2012-10-09 14:07:21

by David Werner

[permalink] [raw]
Subject: Problem with NFSv4 (server: NetApp-Filer, client openSUSE-11.4, 12.1 and 12.2)

Hi,

We have a serious problem to use NFS v4 with recent openSUSE versions.
Provided that I have write permission to the directory I touch, I can do
the following for getting a stale file handle:

> touch ..
> ls
ls: cannot open directory .: Stale NFS file handle

This makes the filesystem quite unusable, as anything which touches a
directory above (like writing a file) can stop an application.
If I leave the directory and cd into it again, it content is listable.
>From our computing center that the server runs I got the information
that it is NetApp ONTAP 7.3.6P4.
I observed the problem here with openSUSE-11.4 (kernel: 2.6.37.6-0.20-desktop),
openSUSE-12.1 (kernel: 3.4.4-1-desktop), openSUSE-12.2 (kernel: 3.4.6-2.10-desktop)
and all x86_64 architecture but _not_ with openSUSE-11.3 (kernel: 2.6.34.10-0.6-desktop).
We use NFSv4 without encryption and userdata from NIS.
I'm looking for suggestions to resolve this problem.


Best regards, David

--
David Werner
Universitaet Stuttgart
Institut f?r Wasser- und Umweltsystemmodellierung
Lehrstuhl fuer Hydromechanik & Hydrosystemmodellierung
Pfaffenwaldring 61 ** 70569 Stuttgart
Tel.: ++49-711-685 67010 ** Fax: ++49-711-685 60430
[email protected]
http://www.hydrosys.uni-stuttgart.de/


2012-10-09 15:10:01

by David Werner

[permalink] [raw]
Subject: Re: Problem with NFSv4 (server: NetApp-Filer, client openSUSE-11.4, 12.1 and 12.2)

Hi Emmanuel,

Mount shows the following options which resulted from "defaults,_netdev"
in fstab:

rus4iws.rus.uni-stuttgart.de:/vol/rus4iws_data0/ on /home type nfs4
(rw,relatime,vers=4.0,rsize=65536,wsize=65536,namlen=255,hard,proto=tcp,port=0,timeo=600,retrans=2,sec=sys,clientaddr=129.69.98.101,local_lock=none,addr=129.69.201.103,_netdev)

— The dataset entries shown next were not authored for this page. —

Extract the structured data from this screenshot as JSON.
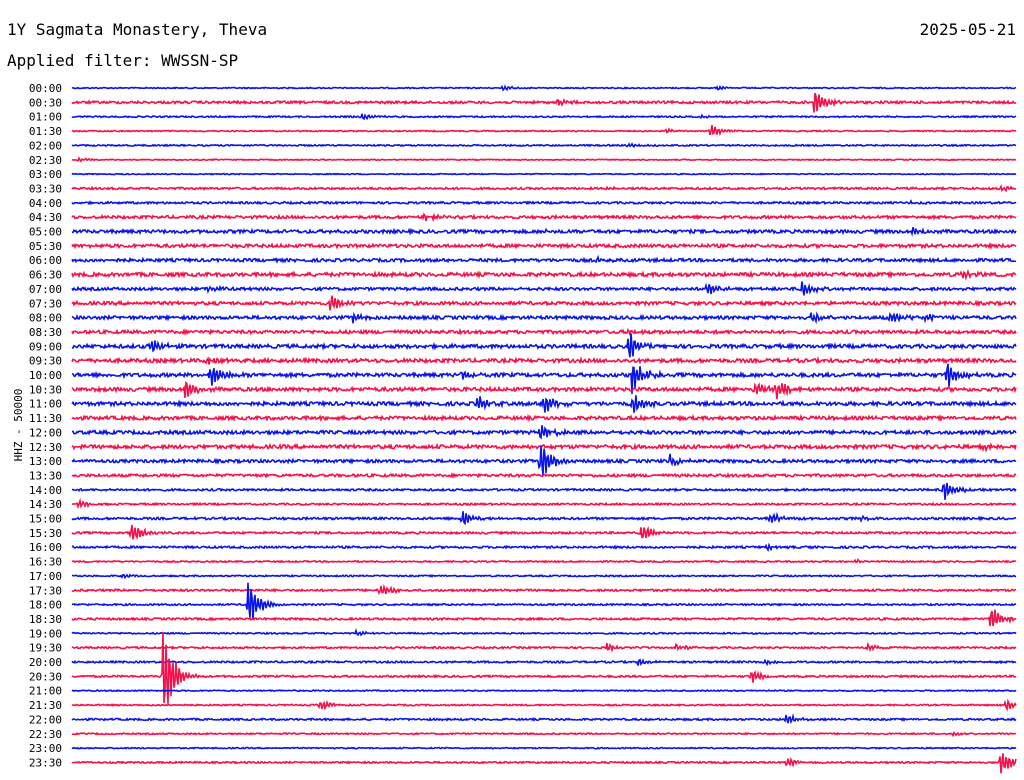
{
  "header": {
    "title": "1Y Sagmata Monastery, Theva",
    "date": "2025-05-21",
    "filter": "Applied filter: WWSSN-SP"
  },
  "axis": {
    "channel_label": "HHZ - 50000"
  },
  "colors": {
    "even_hour_trace": "#0b16e6",
    "half_hour_trace": "#f5124a",
    "background": "#ffffff"
  },
  "chart_data": {
    "type": "line",
    "title": "1Y Sagmata Monastery, Theva",
    "subtitle": "Applied filter: WWSSN-SP",
    "ylabel": "HHZ - 50000",
    "xlabel": "",
    "grid": false,
    "legend": "none",
    "x_range_minutes": [
      0,
      30
    ],
    "rows": [
      {
        "time": "00:00",
        "color": "#0b16e6",
        "noise": 0.6,
        "events": [
          {
            "min": 13.7,
            "amp": 3
          },
          {
            "min": 20.5,
            "amp": 2
          }
        ]
      },
      {
        "time": "00:30",
        "color": "#f5124a",
        "noise": 1.2,
        "events": [
          {
            "min": 15.4,
            "amp": 4
          },
          {
            "min": 23.6,
            "amp": 16
          }
        ]
      },
      {
        "time": "01:00",
        "color": "#0b16e6",
        "noise": 0.7,
        "events": [
          {
            "min": 9.2,
            "amp": 4
          },
          {
            "min": 20.0,
            "amp": 2
          }
        ]
      },
      {
        "time": "01:30",
        "color": "#f5124a",
        "noise": 0.6,
        "events": [
          {
            "min": 18.9,
            "amp": 2
          },
          {
            "min": 20.3,
            "amp": 8
          }
        ]
      },
      {
        "time": "02:00",
        "color": "#0b16e6",
        "noise": 0.7,
        "events": [
          {
            "min": 17.7,
            "amp": 2
          }
        ]
      },
      {
        "time": "02:30",
        "color": "#f5124a",
        "noise": 0.5,
        "events": [
          {
            "min": 0.2,
            "amp": 2
          }
        ]
      },
      {
        "time": "03:00",
        "color": "#0b16e6",
        "noise": 0.5,
        "events": []
      },
      {
        "time": "03:30",
        "color": "#f5124a",
        "noise": 1.0,
        "events": [
          {
            "min": 17.0,
            "amp": 2
          },
          {
            "min": 29.5,
            "amp": 3
          }
        ]
      },
      {
        "time": "04:00",
        "color": "#0b16e6",
        "noise": 1.0,
        "events": [
          {
            "min": 26.6,
            "amp": 2
          }
        ]
      },
      {
        "time": "04:30",
        "color": "#f5124a",
        "noise": 1.4,
        "events": [
          {
            "min": 11.2,
            "amp": 4
          }
        ]
      },
      {
        "time": "05:00",
        "color": "#0b16e6",
        "noise": 1.6,
        "events": [
          {
            "min": 15.0,
            "amp": 3
          },
          {
            "min": 26.7,
            "amp": 4
          }
        ]
      },
      {
        "time": "05:30",
        "color": "#f5124a",
        "noise": 1.6,
        "events": []
      },
      {
        "time": "06:00",
        "color": "#0b16e6",
        "noise": 1.5,
        "events": [
          {
            "min": 16.7,
            "amp": 3
          }
        ]
      },
      {
        "time": "06:30",
        "color": "#f5124a",
        "noise": 1.8,
        "events": [
          {
            "min": 28.3,
            "amp": 5
          }
        ]
      },
      {
        "time": "07:00",
        "color": "#0b16e6",
        "noise": 1.4,
        "events": [
          {
            "min": 4.3,
            "amp": 4
          },
          {
            "min": 20.2,
            "amp": 8
          },
          {
            "min": 23.2,
            "amp": 9
          }
        ]
      },
      {
        "time": "07:30",
        "color": "#f5124a",
        "noise": 1.6,
        "events": [
          {
            "min": 8.2,
            "amp": 10
          }
        ]
      },
      {
        "time": "08:00",
        "color": "#0b16e6",
        "noise": 1.6,
        "events": [
          {
            "min": 8.9,
            "amp": 5
          },
          {
            "min": 23.5,
            "amp": 6
          },
          {
            "min": 26.0,
            "amp": 8
          },
          {
            "min": 27.1,
            "amp": 5
          }
        ]
      },
      {
        "time": "08:30",
        "color": "#f5124a",
        "noise": 1.6,
        "events": [
          {
            "min": 17.7,
            "amp": 4
          }
        ]
      },
      {
        "time": "09:00",
        "color": "#0b16e6",
        "noise": 1.8,
        "events": [
          {
            "min": 2.5,
            "amp": 8
          },
          {
            "min": 17.7,
            "amp": 16
          }
        ]
      },
      {
        "time": "09:30",
        "color": "#f5124a",
        "noise": 1.8,
        "events": [
          {
            "min": 4.3,
            "amp": 4
          }
        ]
      },
      {
        "time": "10:00",
        "color": "#0b16e6",
        "noise": 1.8,
        "events": [
          {
            "min": 4.4,
            "amp": 14
          },
          {
            "min": 12.4,
            "amp": 6
          },
          {
            "min": 17.8,
            "amp": 20
          },
          {
            "min": 27.8,
            "amp": 16
          }
        ]
      },
      {
        "time": "10:30",
        "color": "#f5124a",
        "noise": 1.8,
        "events": [
          {
            "min": 3.6,
            "amp": 12
          },
          {
            "min": 21.7,
            "amp": 10
          },
          {
            "min": 22.4,
            "amp": 10
          }
        ]
      },
      {
        "time": "11:00",
        "color": "#0b16e6",
        "noise": 1.8,
        "events": [
          {
            "min": 12.9,
            "amp": 10
          },
          {
            "min": 15.0,
            "amp": 12
          },
          {
            "min": 17.8,
            "amp": 12
          }
        ]
      },
      {
        "time": "11:30",
        "color": "#f5124a",
        "noise": 1.7,
        "events": []
      },
      {
        "time": "12:00",
        "color": "#0b16e6",
        "noise": 1.7,
        "events": [
          {
            "min": 14.9,
            "amp": 10
          }
        ]
      },
      {
        "time": "12:30",
        "color": "#f5124a",
        "noise": 1.8,
        "events": [
          {
            "min": 29.0,
            "amp": 4
          }
        ]
      },
      {
        "time": "13:00",
        "color": "#0b16e6",
        "noise": 1.5,
        "events": [
          {
            "min": 14.9,
            "amp": 24
          },
          {
            "min": 19.0,
            "amp": 6
          }
        ]
      },
      {
        "time": "13:30",
        "color": "#f5124a",
        "noise": 1.3,
        "events": []
      },
      {
        "time": "14:00",
        "color": "#0b16e6",
        "noise": 1.0,
        "events": [
          {
            "min": 27.7,
            "amp": 12
          }
        ]
      },
      {
        "time": "14:30",
        "color": "#f5124a",
        "noise": 0.9,
        "events": [
          {
            "min": 0.2,
            "amp": 4
          }
        ]
      },
      {
        "time": "15:00",
        "color": "#0b16e6",
        "noise": 1.1,
        "events": [
          {
            "min": 12.4,
            "amp": 10
          },
          {
            "min": 22.2,
            "amp": 6
          },
          {
            "min": 25.0,
            "amp": 3
          }
        ]
      },
      {
        "time": "15:30",
        "color": "#f5124a",
        "noise": 1.0,
        "events": [
          {
            "min": 1.9,
            "amp": 12
          },
          {
            "min": 18.1,
            "amp": 10
          }
        ]
      },
      {
        "time": "16:00",
        "color": "#0b16e6",
        "noise": 1.0,
        "events": [
          {
            "min": 22.1,
            "amp": 3
          }
        ]
      },
      {
        "time": "16:30",
        "color": "#f5124a",
        "noise": 0.7,
        "events": [
          {
            "min": 24.9,
            "amp": 2
          }
        ]
      },
      {
        "time": "17:00",
        "color": "#0b16e6",
        "noise": 0.7,
        "events": [
          {
            "min": 1.6,
            "amp": 2
          }
        ]
      },
      {
        "time": "17:30",
        "color": "#f5124a",
        "noise": 1.0,
        "events": [
          {
            "min": 9.8,
            "amp": 8
          }
        ]
      },
      {
        "time": "18:00",
        "color": "#0b16e6",
        "noise": 0.8,
        "events": [
          {
            "min": 5.6,
            "amp": 28
          }
        ]
      },
      {
        "time": "18:30",
        "color": "#f5124a",
        "noise": 1.0,
        "events": [
          {
            "min": 29.2,
            "amp": 16
          }
        ]
      },
      {
        "time": "19:00",
        "color": "#0b16e6",
        "noise": 0.7,
        "events": [
          {
            "min": 9.0,
            "amp": 3
          }
        ]
      },
      {
        "time": "19:30",
        "color": "#f5124a",
        "noise": 0.9,
        "events": [
          {
            "min": 17.0,
            "amp": 4
          },
          {
            "min": 19.2,
            "amp": 4
          },
          {
            "min": 25.3,
            "amp": 3
          }
        ]
      },
      {
        "time": "20:00",
        "color": "#0b16e6",
        "noise": 0.9,
        "events": [
          {
            "min": 18.0,
            "amp": 4
          },
          {
            "min": 22.0,
            "amp": 3
          }
        ]
      },
      {
        "time": "20:30",
        "color": "#f5124a",
        "noise": 0.9,
        "events": [
          {
            "min": 2.9,
            "amp": 60
          },
          {
            "min": 21.6,
            "amp": 8
          }
        ]
      },
      {
        "time": "21:00",
        "color": "#0b16e6",
        "noise": 0.6,
        "events": []
      },
      {
        "time": "21:30",
        "color": "#f5124a",
        "noise": 0.7,
        "events": [
          {
            "min": 7.9,
            "amp": 6
          },
          {
            "min": 29.7,
            "amp": 6
          }
        ]
      },
      {
        "time": "22:00",
        "color": "#0b16e6",
        "noise": 0.9,
        "events": [
          {
            "min": 22.7,
            "amp": 6
          }
        ]
      },
      {
        "time": "22:30",
        "color": "#f5124a",
        "noise": 0.7,
        "events": [
          {
            "min": 28.0,
            "amp": 2
          }
        ]
      },
      {
        "time": "23:00",
        "color": "#0b16e6",
        "noise": 0.6,
        "events": []
      },
      {
        "time": "23:30",
        "color": "#f5124a",
        "noise": 0.8,
        "events": [
          {
            "min": 22.7,
            "amp": 5
          },
          {
            "min": 29.5,
            "amp": 18
          }
        ]
      }
    ]
  }
}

I now also tried with "noac" and without _netdev (where I forgot its meaning .. I think it was a recommendation to cirumvent some systemd boot problem)
like the following:

rus4iws.rus.uni-stuttgart.de:/vol/rus4iws_data0/ on /home type nfs4
(rw,relatime,sync,vers=4.0,rsize=65536,wsize=65536,namlen=255,acregmin=0,acregmax=0,acdirmin=0,acdirmax=0,hard,noac,proto=tcp,port=0,timeo=600,retrans=2,sec=sys,clientaddr=129.69.98.101,local_lock=none,addr=129.69.201.103)

But it did not resolve anything.

Best regards,
David

2012-10-09 19:27:27

by David Werner

[permalink] [raw]
Subject: Re: Problem with NFSv4 (server: NetApp-Filer, client openSUSE-11.4, 12.1 and 12.2)

On Tue, Oct 09, 2012 at 06:15:11PM +0200, Emmanuel Florac wrote:
> Le Tue, 9 Oct 2012 17:09:59 +0200
> David Werner <[email protected]> ?crivait:
>
> > rus4iws.rus.uni-stuttgart.de:/vol/rus4iws_data0/ on /home
> > type nfs4
> > (rw,relatime,sync,vers=4.0,rsize=65536,wsize=65536,namlen=255,acregmin=0,acregmax=0,acdirmin=0,acdirmax=0,hard,noac,proto=tcp,port=0,timeo=600,retrans=2,sec=sys,clientaddr=129.69.98.101,local_lock=none,addr=129.69.201.103)
> >
> > But it did not resolve anything.
>
> Is the NetApp exported volume compressed by any chance? What does the
> output from "showmount -e <filer>" looks like for the related exports?

output of showmount -e:

Export list for rus4iws.rus.uni-stuttgart.de:
/vol/rus4iws_data0
129.69.201.31,129.69.201.39,ikearw,ikea1,ikea2,ikea3,teleloch
/vol/rus4iws_vol0 129.69.201.31,129.69.201.39

The first line contains our netgroups and is the directory we mount.
I think some deduplication is enabled.
Today I made a test with ubuntu-12.04.1 client, with the same problem.

--
David Werner
Universitaet Stuttgart
Institut f?r Wasser- und Umweltsystemmodellierung
Lehrstuhl fuer Hydromechanik & Hydrosystemmodellierung
Pfaffenwaldring 61 ** 70569 Stuttgart
Tel.: ++49-711-685 67010 ** Fax: ++49-711-685 60430
[email protected]

2012-10-17 14:50:39

by David Werner

[permalink] [raw]
Subject: Re: Problem with NFSv4 (server: NetApp-Filer, client openSUSE-11.4, 12.1 and 12.2)

Hi,

I now also tried the mount option 'nordirplus' which is in the shipped
with man-page listet only for NFSv3, but on this mailing list it was said is
also available for NFSv4. At a first glance this seems also to resolve the problem too,
but seems to give better performance than the former mentioned 'lookupcache=none'.

Best regards, David

--
David Werner
Universitaet Stuttgart
Institut f?r Wasser- und Umweltsystemmodellierung
Lehrstuhl fuer Hydromechanik & Hydrosystemmodellierung
Pfaffenwaldring 61 ** 70569 Stuttgart
Tel.: ++49-711-685 67010 ** Fax: ++49-711-685 60430
[email protected]
http://www.hydrosys.uni-stuttgart.de/

2012-10-09 14:21:32

by Emmanuel Florac

[permalink] [raw]
Subject: Re: Problem with NFSv4 (server: NetApp-Filer, client openSUSE-11.4, 12.1 and 12.2)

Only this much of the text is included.